Preparing to Run Code in Parallel
In a recent post, I talked about for-loops in MATLAB and how to optimize their use knowing how MATLAB stores arrays in memory. Today I want to talk about getting ready for parallel computation, specifically using parallel for-loops, via parfor.
En route to creating code suitable for running in parallel, sometimes we take code with a for-loop and simply replace it with a parallel loop, using parfor. That is, if we can't vectorize the code well first. This transformation from for->parfor works really well sometimes, but does not always work, and for very good reasons.
For example, you can't simply replace for with parfor if loop iterations are not completely independent. You can find out more conditions here. There is a notable exception to this rule, reduction variables, (a reduction variable accumulates a value that depends on all the iterations together, but is independent of the iteration order). The documentation for this is great. Here's a quick pseudo-code that would parallelize just fine, even though we reuse the variable s on both the right and left-hand sides. As long as the result is not numerically sensitive to the order in which the accumulation occurs, you will get the "right" answer here whether you use a for or a parfor loop.
s = 0;
parfor ind = 1:100
s = s + fun(data(ind));
end
Testing for Parallelizability
I doubt parallelizability is word, but I think you know what I mean!

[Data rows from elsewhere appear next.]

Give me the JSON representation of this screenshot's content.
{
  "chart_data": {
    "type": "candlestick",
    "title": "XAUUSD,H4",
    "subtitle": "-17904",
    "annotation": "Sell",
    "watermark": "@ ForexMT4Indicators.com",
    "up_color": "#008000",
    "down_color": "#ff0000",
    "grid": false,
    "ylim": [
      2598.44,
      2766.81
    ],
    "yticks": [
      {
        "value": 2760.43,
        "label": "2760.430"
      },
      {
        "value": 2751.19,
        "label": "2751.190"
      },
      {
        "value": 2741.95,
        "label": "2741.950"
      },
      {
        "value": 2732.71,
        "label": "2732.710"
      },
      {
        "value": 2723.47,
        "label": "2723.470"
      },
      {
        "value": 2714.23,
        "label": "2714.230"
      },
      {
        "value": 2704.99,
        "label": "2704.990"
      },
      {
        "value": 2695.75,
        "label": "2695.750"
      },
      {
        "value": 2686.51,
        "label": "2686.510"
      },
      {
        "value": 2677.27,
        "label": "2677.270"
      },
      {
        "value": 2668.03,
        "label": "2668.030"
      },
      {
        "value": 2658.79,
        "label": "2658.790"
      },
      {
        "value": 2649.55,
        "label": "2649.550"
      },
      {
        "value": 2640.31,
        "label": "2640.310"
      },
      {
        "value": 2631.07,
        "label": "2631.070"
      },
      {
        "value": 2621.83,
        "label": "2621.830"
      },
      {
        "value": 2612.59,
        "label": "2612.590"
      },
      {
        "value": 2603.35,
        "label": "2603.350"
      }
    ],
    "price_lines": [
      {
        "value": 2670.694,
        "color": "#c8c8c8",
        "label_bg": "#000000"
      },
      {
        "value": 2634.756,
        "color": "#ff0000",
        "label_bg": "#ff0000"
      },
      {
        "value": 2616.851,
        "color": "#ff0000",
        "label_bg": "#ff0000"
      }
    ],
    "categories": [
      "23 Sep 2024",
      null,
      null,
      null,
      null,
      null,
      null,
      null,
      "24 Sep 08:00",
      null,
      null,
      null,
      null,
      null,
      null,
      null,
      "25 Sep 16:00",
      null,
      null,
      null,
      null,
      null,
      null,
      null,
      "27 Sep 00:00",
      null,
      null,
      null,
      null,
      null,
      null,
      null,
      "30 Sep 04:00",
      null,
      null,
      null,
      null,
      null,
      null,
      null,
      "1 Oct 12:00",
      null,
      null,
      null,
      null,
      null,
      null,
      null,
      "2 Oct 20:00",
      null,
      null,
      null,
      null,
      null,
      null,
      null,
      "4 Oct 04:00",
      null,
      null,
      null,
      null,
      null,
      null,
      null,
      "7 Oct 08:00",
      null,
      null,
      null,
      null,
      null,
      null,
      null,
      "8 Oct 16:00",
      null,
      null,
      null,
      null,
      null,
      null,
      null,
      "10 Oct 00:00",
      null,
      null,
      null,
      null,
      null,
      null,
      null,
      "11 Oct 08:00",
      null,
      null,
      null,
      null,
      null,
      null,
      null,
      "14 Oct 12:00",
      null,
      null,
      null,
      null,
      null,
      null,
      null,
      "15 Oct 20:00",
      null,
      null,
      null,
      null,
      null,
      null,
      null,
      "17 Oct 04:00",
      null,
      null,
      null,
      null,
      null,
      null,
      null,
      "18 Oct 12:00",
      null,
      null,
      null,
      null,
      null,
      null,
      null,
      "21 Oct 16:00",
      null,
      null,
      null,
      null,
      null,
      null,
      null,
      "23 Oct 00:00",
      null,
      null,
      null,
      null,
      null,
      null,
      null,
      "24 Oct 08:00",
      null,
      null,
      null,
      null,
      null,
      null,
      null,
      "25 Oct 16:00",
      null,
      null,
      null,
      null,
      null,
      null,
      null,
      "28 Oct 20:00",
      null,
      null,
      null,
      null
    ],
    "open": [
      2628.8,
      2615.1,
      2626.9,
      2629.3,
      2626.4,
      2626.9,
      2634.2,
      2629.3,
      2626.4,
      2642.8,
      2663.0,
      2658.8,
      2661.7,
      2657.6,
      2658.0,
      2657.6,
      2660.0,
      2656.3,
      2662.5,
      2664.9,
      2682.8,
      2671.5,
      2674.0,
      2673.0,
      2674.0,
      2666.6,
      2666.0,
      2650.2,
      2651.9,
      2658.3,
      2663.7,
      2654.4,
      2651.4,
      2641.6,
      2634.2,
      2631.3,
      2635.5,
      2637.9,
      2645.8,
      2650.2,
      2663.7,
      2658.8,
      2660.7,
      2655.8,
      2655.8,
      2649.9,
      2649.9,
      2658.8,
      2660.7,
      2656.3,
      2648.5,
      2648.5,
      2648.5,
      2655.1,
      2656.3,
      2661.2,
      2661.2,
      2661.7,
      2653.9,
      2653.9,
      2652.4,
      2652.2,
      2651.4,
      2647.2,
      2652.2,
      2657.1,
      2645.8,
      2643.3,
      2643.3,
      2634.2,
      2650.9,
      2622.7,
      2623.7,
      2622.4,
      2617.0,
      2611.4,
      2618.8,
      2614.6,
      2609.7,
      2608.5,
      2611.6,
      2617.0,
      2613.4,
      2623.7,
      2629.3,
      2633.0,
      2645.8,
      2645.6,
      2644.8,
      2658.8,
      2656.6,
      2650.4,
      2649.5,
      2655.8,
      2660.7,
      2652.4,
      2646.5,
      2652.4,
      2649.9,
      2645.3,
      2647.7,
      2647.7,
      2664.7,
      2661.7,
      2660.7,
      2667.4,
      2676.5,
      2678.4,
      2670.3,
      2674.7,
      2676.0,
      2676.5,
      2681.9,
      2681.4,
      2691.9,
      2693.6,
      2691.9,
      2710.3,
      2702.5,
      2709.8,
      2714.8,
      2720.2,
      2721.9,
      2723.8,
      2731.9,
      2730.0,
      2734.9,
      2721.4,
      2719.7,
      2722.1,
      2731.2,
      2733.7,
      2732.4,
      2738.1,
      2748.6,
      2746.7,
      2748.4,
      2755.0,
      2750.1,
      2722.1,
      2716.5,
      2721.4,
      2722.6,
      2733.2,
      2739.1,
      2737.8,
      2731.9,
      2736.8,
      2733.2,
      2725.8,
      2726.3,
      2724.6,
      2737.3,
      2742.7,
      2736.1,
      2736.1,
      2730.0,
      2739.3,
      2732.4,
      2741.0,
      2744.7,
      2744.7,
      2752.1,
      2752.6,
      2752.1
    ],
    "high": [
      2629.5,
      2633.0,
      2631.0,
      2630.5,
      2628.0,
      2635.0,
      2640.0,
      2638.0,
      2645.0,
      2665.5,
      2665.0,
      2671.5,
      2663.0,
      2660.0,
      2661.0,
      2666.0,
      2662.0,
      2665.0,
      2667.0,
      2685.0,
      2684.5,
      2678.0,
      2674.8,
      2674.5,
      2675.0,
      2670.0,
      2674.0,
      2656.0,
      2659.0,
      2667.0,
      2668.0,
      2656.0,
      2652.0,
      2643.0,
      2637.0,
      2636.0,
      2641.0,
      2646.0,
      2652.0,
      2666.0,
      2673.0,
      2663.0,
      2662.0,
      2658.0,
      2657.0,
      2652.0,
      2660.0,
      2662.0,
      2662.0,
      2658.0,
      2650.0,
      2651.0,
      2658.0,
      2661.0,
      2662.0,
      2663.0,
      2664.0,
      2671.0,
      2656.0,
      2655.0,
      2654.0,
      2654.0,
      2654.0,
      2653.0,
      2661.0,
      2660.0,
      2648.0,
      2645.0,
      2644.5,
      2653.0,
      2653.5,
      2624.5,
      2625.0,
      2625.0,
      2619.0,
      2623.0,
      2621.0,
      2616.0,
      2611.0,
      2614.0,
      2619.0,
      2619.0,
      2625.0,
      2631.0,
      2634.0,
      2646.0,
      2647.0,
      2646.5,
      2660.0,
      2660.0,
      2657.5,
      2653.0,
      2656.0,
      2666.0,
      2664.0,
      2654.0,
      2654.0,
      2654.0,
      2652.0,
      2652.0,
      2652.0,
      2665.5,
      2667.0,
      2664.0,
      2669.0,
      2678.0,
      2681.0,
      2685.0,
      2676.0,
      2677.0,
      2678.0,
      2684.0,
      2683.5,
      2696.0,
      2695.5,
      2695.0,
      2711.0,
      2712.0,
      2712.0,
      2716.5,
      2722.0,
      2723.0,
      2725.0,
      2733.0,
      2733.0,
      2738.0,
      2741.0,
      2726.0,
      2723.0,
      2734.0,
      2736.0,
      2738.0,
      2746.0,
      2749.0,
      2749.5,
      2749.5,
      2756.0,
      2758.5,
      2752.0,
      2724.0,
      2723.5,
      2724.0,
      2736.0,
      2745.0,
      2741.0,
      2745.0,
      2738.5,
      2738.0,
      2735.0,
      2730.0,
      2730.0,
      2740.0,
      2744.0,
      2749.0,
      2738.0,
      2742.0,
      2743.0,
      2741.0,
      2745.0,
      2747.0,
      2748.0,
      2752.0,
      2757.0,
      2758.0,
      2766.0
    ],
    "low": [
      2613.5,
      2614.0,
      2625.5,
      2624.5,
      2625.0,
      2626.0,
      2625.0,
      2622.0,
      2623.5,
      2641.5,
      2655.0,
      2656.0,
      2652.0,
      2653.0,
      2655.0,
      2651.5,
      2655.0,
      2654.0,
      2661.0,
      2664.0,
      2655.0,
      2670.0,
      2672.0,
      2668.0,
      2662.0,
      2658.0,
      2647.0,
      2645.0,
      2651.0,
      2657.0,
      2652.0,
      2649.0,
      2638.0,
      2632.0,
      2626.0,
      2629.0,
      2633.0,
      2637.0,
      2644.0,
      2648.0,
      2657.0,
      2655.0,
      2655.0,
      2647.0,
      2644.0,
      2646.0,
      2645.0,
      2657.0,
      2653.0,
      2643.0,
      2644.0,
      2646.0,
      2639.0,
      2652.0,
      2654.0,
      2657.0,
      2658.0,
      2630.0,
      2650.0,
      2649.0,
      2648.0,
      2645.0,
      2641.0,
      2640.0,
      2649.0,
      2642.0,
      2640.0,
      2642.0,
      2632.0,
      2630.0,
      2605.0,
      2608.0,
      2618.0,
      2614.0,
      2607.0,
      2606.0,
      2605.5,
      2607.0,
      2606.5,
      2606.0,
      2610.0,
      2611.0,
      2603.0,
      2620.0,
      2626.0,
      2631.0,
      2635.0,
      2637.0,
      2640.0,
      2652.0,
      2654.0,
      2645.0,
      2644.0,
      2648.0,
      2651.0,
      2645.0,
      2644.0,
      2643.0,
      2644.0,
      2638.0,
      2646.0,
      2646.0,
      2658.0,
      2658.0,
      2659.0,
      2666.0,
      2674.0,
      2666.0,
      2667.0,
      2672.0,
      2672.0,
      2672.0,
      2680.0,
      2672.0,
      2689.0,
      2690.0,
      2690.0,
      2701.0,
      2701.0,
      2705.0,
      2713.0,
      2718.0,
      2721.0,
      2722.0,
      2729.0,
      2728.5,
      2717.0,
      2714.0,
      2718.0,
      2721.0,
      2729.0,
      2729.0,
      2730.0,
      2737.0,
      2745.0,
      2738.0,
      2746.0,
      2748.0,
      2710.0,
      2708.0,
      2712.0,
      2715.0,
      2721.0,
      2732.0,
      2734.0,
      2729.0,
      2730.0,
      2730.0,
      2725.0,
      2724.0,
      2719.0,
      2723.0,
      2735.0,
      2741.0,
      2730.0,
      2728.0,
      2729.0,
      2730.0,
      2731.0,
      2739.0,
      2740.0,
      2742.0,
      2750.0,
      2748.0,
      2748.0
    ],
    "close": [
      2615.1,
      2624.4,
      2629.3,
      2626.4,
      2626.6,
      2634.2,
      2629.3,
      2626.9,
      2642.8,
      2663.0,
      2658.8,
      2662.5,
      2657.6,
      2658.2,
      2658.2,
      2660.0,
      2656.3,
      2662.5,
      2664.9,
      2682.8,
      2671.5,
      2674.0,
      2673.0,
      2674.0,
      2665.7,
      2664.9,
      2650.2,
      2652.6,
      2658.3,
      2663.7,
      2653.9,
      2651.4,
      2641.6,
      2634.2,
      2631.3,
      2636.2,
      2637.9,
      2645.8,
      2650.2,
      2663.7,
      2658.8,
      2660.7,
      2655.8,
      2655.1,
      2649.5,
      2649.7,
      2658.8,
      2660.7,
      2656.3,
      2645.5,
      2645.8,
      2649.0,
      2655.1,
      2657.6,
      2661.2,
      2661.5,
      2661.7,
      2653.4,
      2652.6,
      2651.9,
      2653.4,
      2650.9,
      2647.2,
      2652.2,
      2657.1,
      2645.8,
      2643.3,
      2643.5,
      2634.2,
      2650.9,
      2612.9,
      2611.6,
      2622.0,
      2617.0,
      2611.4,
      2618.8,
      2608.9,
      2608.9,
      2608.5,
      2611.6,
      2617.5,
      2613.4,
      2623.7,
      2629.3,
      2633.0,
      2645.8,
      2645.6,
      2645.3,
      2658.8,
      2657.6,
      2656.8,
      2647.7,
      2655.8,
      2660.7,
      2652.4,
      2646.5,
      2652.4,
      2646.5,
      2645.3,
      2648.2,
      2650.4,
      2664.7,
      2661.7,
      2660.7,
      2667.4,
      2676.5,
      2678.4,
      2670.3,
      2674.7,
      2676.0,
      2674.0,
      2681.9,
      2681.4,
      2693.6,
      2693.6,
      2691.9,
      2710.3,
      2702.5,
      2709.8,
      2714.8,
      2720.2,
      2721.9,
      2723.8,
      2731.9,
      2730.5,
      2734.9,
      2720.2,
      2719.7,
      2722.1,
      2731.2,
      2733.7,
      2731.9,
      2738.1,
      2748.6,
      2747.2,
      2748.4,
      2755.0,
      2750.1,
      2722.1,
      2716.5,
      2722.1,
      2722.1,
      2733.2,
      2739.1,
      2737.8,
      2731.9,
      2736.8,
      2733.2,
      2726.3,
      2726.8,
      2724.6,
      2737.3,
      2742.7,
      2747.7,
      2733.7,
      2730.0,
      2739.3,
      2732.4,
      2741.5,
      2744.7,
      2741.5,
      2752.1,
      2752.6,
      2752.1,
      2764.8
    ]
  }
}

One simple way to see if your loop might be suitable for parallelization is to try running the loop in another order to see if you get the same result. If so, it is a candidate for parfor. The easiest version of this might be running the loop backwards. If you get the same results as the standard sweep, you should be good to go. Instead of backwards, you can also try replacing the loop with the counter in random order; this can be achieved easily using randperm.

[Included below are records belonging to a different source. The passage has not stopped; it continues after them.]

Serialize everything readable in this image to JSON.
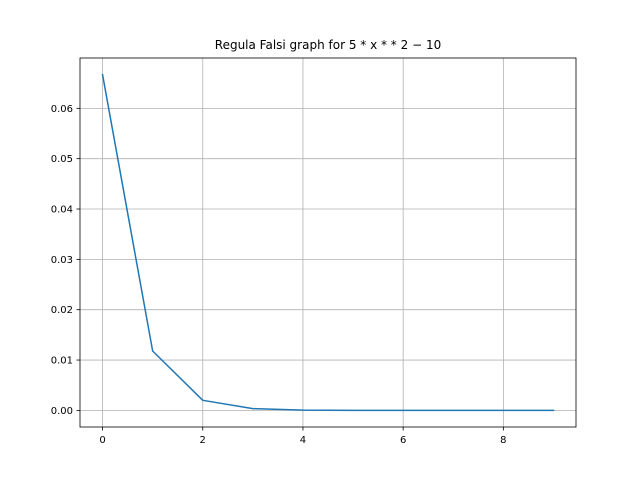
{
  "chart_data": {
    "type": "line",
    "title": "Regula Falsi graph for 5 * x * * 2 − 10",
    "xlabel": "",
    "ylabel": "",
    "x": [
      0,
      1,
      2,
      3,
      4,
      5,
      6,
      7,
      8,
      9
    ],
    "series": [
      {
        "values": [
          0.0667,
          0.0118,
          0.002,
          0.00035,
          6e-05,
          1e-05,
          2e-06,
          3e-07,
          5e-08,
          1e-08
        ],
        "color": "#1f77b4"
      }
    ],
    "xlim": [
      -0.45,
      9.45
    ],
    "ylim": [
      -0.0033,
      0.07
    ],
    "xticks": [
      0,
      2,
      4,
      6,
      8
    ],
    "xtick_labels": [
      "0",
      "2",
      "4",
      "6",
      "8"
    ],
    "yticks": [
      0.0,
      0.01,
      0.02,
      0.03,
      0.04,
      0.05,
      0.06
    ],
    "ytick_labels": [
      "0.00",
      "0.01",
      "0.02",
      "0.03",
      "0.04",
      "0.05",
      "0.06"
    ],
    "grid": true,
    "grid_color": "#b0b0b0",
    "legend": "none"
  }
}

Note: clearly this calculation can be vectorized easily. That's not my focus here.
k = randn(100,1);
meank = mean(k);
tol = sqrt(eps);
qforward = zeros(size(k));
for ind = 1:100
qforward(ind) = k(ind) - meank;
end
meank = mean(k);
qbackward = zeros(size(k));
for ind = 100:-1:1
qbackward(ind) = k(ind) - meank;
end
meank = mean(k);
qrandom = zeros(size(k));
for ind = randperm(100)
qrandom(ind) = k(ind) - meank;
end
aretheyequal = isequal(qforward, qbackward, qrandom)
In case the answers aren't exactly equal, you could compare them in a way similar to this.

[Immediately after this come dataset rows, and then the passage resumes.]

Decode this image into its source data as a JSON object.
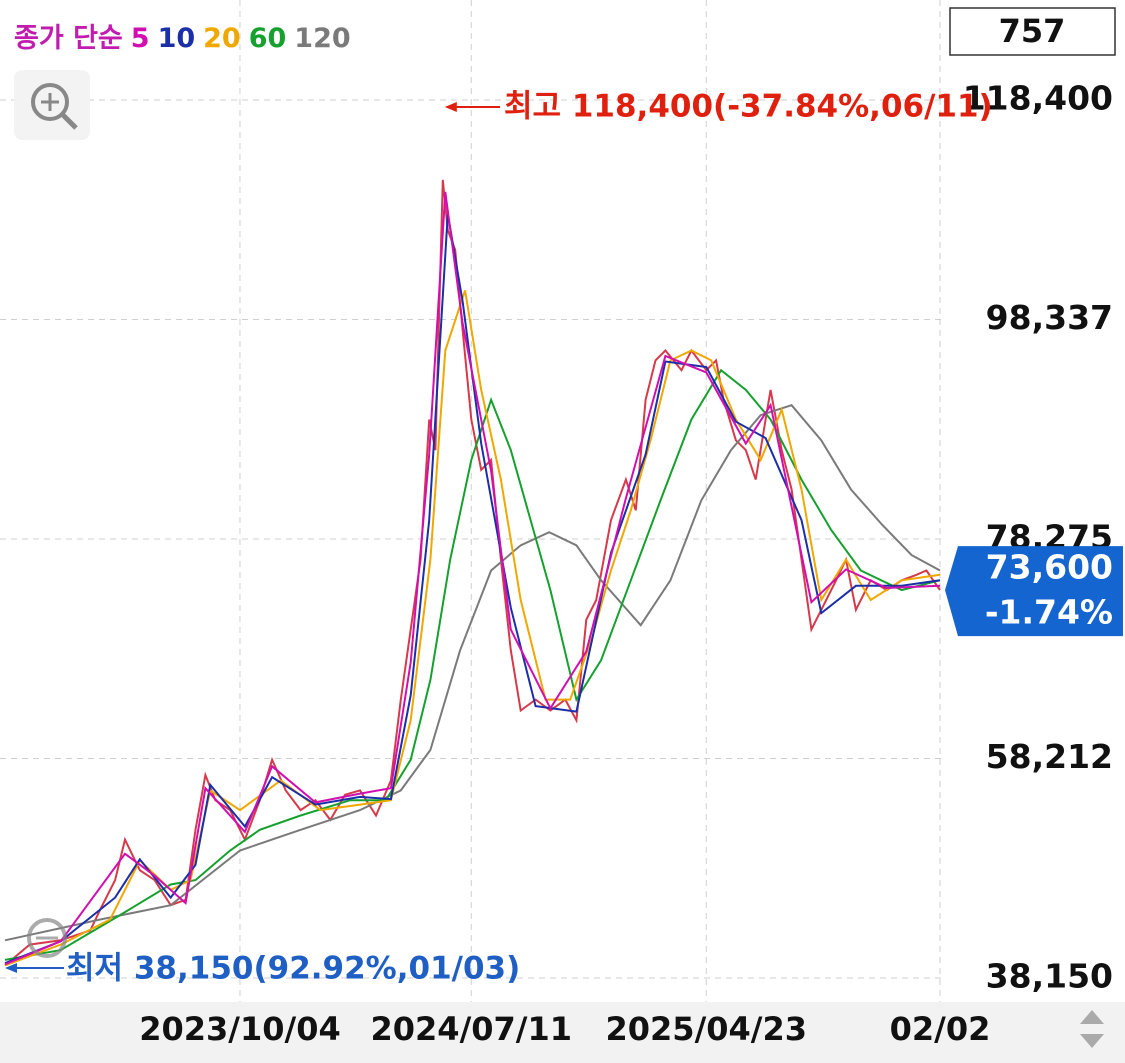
{
  "chart_data": {
    "type": "line",
    "bar_count": "757",
    "legend_label": "종가 단순",
    "xlim": [
      0,
      756
    ],
    "ylim": [
      38150,
      118400
    ],
    "yticks": [
      {
        "value": 38150,
        "label": "38,150"
      },
      {
        "value": 58212,
        "label": "58,212"
      },
      {
        "value": 78275,
        "label": "78,275"
      },
      {
        "value": 98337,
        "label": "98,337"
      },
      {
        "value": 118400,
        "label": "118,400"
      }
    ],
    "xticks": [
      {
        "value": 190,
        "label": "2023/10/04"
      },
      {
        "value": 377,
        "label": "2024/07/11"
      },
      {
        "value": 567,
        "label": "2025/04/23"
      },
      {
        "value": 756,
        "label": "02/02"
      }
    ],
    "grid": true,
    "close": {
      "color": "#d63a4a",
      "x": [
        0,
        20,
        45,
        69,
        77,
        89,
        97,
        109,
        121,
        134,
        146,
        154,
        162,
        170,
        182,
        194,
        206,
        216,
        227,
        239,
        251,
        263,
        275,
        287,
        300,
        312,
        320,
        328,
        336,
        343,
        348,
        354,
        358,
        364,
        370,
        377,
        385,
        393,
        401,
        409,
        417,
        429,
        441,
        453,
        462,
        470,
        478,
        490,
        502,
        510,
        518,
        526,
        534,
        547,
        555,
        567,
        575,
        581,
        591,
        599,
        607,
        615,
        619,
        628,
        636,
        644,
        652,
        660,
        672,
        680,
        688,
        700,
        713,
        725,
        737,
        745,
        756
      ],
      "values": [
        39300,
        41200,
        41600,
        42500,
        44400,
        47100,
        50800,
        48000,
        47100,
        44800,
        45300,
        51700,
        56700,
        54400,
        53500,
        50800,
        54400,
        58100,
        55300,
        53500,
        54400,
        52600,
        54900,
        55300,
        53000,
        56200,
        63600,
        70000,
        76400,
        89200,
        86400,
        111100,
        106500,
        104700,
        97400,
        89200,
        84600,
        85500,
        76400,
        68100,
        62600,
        63600,
        62600,
        63600,
        61700,
        70900,
        72700,
        80000,
        83700,
        80900,
        91000,
        94600,
        95500,
        93700,
        95500,
        93700,
        94600,
        91000,
        87300,
        86400,
        83700,
        89200,
        91900,
        86400,
        82800,
        76400,
        70000,
        71800,
        74500,
        76400,
        71800,
        74500,
        73600,
        74500,
        75000,
        75400,
        73600
      ]
    },
    "series": [
      {
        "name": "5",
        "color": "#d10fb0",
        "x": [
          0,
          45,
          97,
          121,
          146,
          162,
          194,
          216,
          251,
          287,
          312,
          328,
          343,
          356,
          370,
          393,
          409,
          441,
          470,
          502,
          534,
          567,
          599,
          619,
          652,
          680,
          713,
          756
        ],
        "values": [
          39400,
          41500,
          49500,
          47500,
          45000,
          55500,
          51500,
          57500,
          54200,
          55000,
          55500,
          67000,
          86000,
          110000,
          98000,
          84500,
          70000,
          62800,
          68000,
          82000,
          95000,
          93500,
          87000,
          90500,
          72500,
          75500,
          73800,
          74000
        ]
      },
      {
        "name": "10",
        "color": "#1a2fa8",
        "x": [
          0,
          45,
          89,
          109,
          134,
          154,
          166,
          194,
          216,
          251,
          287,
          312,
          328,
          343,
          358,
          370,
          385,
          409,
          429,
          462,
          490,
          518,
          534,
          567,
          591,
          615,
          644,
          660,
          688,
          725,
          756
        ],
        "values": [
          39500,
          41500,
          45500,
          49000,
          45500,
          48500,
          55800,
          52000,
          56500,
          54000,
          54700,
          54500,
          64000,
          80000,
          108000,
          100000,
          87000,
          72000,
          63000,
          62500,
          77000,
          86000,
          94500,
          94000,
          89000,
          87500,
          80000,
          71500,
          74000,
          74000,
          74500
        ]
      },
      {
        "name": "20",
        "color": "#f0a800",
        "x": [
          0,
          45,
          85,
          109,
          134,
          150,
          166,
          190,
          223,
          255,
          287,
          312,
          328,
          344,
          356,
          372,
          385,
          401,
          417,
          437,
          457,
          474,
          490,
          506,
          522,
          538,
          555,
          571,
          591,
          611,
          628,
          644,
          660,
          680,
          700,
          725,
          756
        ],
        "values": [
          39300,
          41200,
          43500,
          48900,
          46200,
          47100,
          55300,
          53500,
          56200,
          53500,
          54000,
          54400,
          61700,
          76400,
          95500,
          101000,
          91900,
          83700,
          72700,
          63600,
          63600,
          69000,
          75400,
          80900,
          87300,
          94600,
          95500,
          94600,
          89200,
          85500,
          90100,
          82800,
          72700,
          76400,
          72700,
          74500,
          75000
        ]
      },
      {
        "name": "60",
        "color": "#16a02e",
        "x": [
          0,
          45,
          93,
          134,
          154,
          182,
          206,
          239,
          279,
          308,
          328,
          344,
          360,
          377,
          393,
          409,
          425,
          441,
          462,
          482,
          506,
          530,
          555,
          579,
          599,
          619,
          644,
          668,
          692,
          725,
          756
        ],
        "values": [
          39800,
          40700,
          43900,
          46700,
          47100,
          49800,
          51700,
          53000,
          54400,
          54400,
          58100,
          65400,
          76400,
          85500,
          91000,
          86400,
          80000,
          73600,
          63600,
          67200,
          74500,
          81800,
          89200,
          93700,
          91900,
          89200,
          83700,
          79100,
          75400,
          73600,
          74500
        ]
      },
      {
        "name": "120",
        "color": "#7a7a7a",
        "x": [
          0,
          77,
          134,
          190,
          239,
          287,
          320,
          344,
          368,
          393,
          417,
          440,
          462,
          482,
          514,
          538,
          563,
          587,
          611,
          636,
          660,
          684,
          709,
          733,
          756
        ],
        "values": [
          41600,
          43500,
          44800,
          49800,
          51700,
          53500,
          55300,
          59000,
          68100,
          75400,
          77700,
          78900,
          77700,
          74500,
          70400,
          74500,
          81800,
          86400,
          89600,
          90500,
          87300,
          82800,
          79600,
          76800,
          75400
        ]
      }
    ],
    "high": {
      "label": "최고 118,400(-37.84%,06/11)",
      "value": 118400,
      "x": 354,
      "color": "#e0200e"
    },
    "low": {
      "label": "최저 38,150(92.92%,01/03)",
      "value": 38150,
      "x": 0,
      "color": "#1f5fc4"
    },
    "last": {
      "value_label": "73,600",
      "change": "-1.74%",
      "value": 73600,
      "color": "#1565d0"
    }
  }
}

nearlyfb = norm(qforward-qbackward) < tol
nearlyfr = norm(qforward-qrandom) < tol
nearlybr = norm(qbackward-qrandom) < tol
So this calculation is ready to try with parfor.
qpar = zeros(size(k));
for ind = 1:100
qpar(ind) = k(ind) - meank;
end
aretheyequal = isequal(qpar, qforward)
What if I Have an Expression with Iteration Dependency
You may not always be able to parallelize your code. However, there are some conditions under which you can convert your code to take advantage of parallelization by refactoring your calculations a little Let me show you an example. In this case, I will do some of the accumulation after the loop is complete.
%% The Code Analyzer gives this first chunk of code two red error messages.
x = [17 zeros(1,99)];
k = [0 randn(1,99)];
parfor ind = 2:100
x(ind) = x(ind-1) + k(ind)^2;
end
%% the error messages from above code:
The PARFOR loop cannot run due to the way variable 'x' is used.
In a PARFOR loop, variable 'x' is indexed in different ways, potentially
causing dependencies between iterations.
Here's the for loop equivalent, no warning.
x = [17 zeros(1,99)];
k = [0 randn(1,99)];
for ind = 2:100
x(ind) = x(ind-1) + k(ind)^2;
end
xx = x;
And here's how you might parallelize it
x = [17 zeros(1,99)];
tmp = zeros(1,100);
parfor ind = 2:100
tmp(ind) = k(ind)^2;
end
x = cumsum(x+tmp);
aretheyequal = isequal(x,xx)
Thoughts?
Do you often work with large datasets or simulations where getting access to hardware suitable for running code in parallel helps your work scale? Did your code fall into any of the simple categories I mentioned in this post? I would love to hear from you about any issues you have wrangling your code into a form suitable for parallelization. Post your thoughts here.